To learn more about JSON-LD, please visit the W3C specification.

JSON-LD at Datablist#

We use JSON-LD for our data store. To define collection data types and properties in a vocabulary, and in the data API when interacting with the resources.

See our vocabulary details here.

A developer friendly JSON-LD#

JSON-LD is complex. The specification contains several keywords and conventions that are hard to understand for new comers.

We want our APIs to be JSON-LD compliant while being developer friendly.

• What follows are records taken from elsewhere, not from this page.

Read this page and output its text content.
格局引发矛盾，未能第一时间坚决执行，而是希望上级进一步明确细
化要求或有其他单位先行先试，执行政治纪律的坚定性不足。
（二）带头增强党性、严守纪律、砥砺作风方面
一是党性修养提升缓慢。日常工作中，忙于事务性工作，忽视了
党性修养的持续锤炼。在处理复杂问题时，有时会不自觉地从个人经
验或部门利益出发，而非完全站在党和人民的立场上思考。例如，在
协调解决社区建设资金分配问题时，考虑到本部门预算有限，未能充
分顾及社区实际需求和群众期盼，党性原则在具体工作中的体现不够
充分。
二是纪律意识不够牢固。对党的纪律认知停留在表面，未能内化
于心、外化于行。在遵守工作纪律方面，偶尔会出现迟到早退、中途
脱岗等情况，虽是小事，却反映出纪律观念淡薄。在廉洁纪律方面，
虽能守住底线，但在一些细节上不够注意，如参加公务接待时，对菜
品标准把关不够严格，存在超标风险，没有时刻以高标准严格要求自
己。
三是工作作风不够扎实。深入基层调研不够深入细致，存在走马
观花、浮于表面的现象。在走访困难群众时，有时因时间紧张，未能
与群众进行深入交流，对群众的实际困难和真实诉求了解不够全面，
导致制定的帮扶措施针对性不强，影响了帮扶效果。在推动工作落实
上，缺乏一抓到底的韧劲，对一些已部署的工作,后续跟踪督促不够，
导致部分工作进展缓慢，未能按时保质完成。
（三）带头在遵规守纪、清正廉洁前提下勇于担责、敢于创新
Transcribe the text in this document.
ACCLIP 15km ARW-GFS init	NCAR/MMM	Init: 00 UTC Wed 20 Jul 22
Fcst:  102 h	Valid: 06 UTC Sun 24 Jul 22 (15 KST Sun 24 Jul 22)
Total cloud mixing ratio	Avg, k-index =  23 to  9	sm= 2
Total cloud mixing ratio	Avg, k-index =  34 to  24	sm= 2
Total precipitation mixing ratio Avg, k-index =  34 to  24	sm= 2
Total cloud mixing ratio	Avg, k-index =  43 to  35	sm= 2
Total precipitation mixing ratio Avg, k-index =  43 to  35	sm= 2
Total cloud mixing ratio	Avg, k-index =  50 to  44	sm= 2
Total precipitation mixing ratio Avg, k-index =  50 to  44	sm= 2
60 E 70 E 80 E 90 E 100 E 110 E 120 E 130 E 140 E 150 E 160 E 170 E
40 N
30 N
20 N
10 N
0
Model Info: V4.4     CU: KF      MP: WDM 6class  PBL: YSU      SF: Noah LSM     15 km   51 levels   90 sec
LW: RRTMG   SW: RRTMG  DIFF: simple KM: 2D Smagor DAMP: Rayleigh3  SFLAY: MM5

To achieve this, we structure our API response to look like a regular json API, while adding a @context definition to it.

Example for an Item object
{
"@context": {
"@base": "https://data.datablist.com/39c39b23d17144a/collections/790022bc60cfbc835/items/",
"@vocab": "http://vocab.datablist.com/",
"@import": "http://vocab.datablist.com/terms.jsonld"
},
"@id": "0d41642eb82c445",
"@type": "Contact",
"firstName": "John",
"lastName": "Malkovich"
}

We have all the information to decipher this object:

  • The full URI built using @id and @base is: https://data.datablist.com/39c39b23d17144a/collections/790022bc60cfbc835/items/0d41642eb82c445
  • The type is http://vocab.datablist.com/Contact
  • The properties are http://vocab.datablist.com/firstName and http://vocab.datablist.com/lastName
  • All the information about the properties data constraints can be found in the http://vocab.datablist.com/terms.jsonld vocabulary definition.
info

You might try to go with your browser on http://vocab.datablist.com or on a property http://vocab.datablist.com/Contact and notice it returns a 404 error. Those must be seen as unique identifiers for properties and can be found in the vocabulary definition.

Properties data constraints#

Because JSON-LD is self described, we know for any object property the kind of data it expects. May it be a string, a number, a boolean, a date or other. When interacting with the API, data validation is performed on the incoming data. Not based on information included on our data store but from the data constraints we have on our external JSON-LD vocabulary.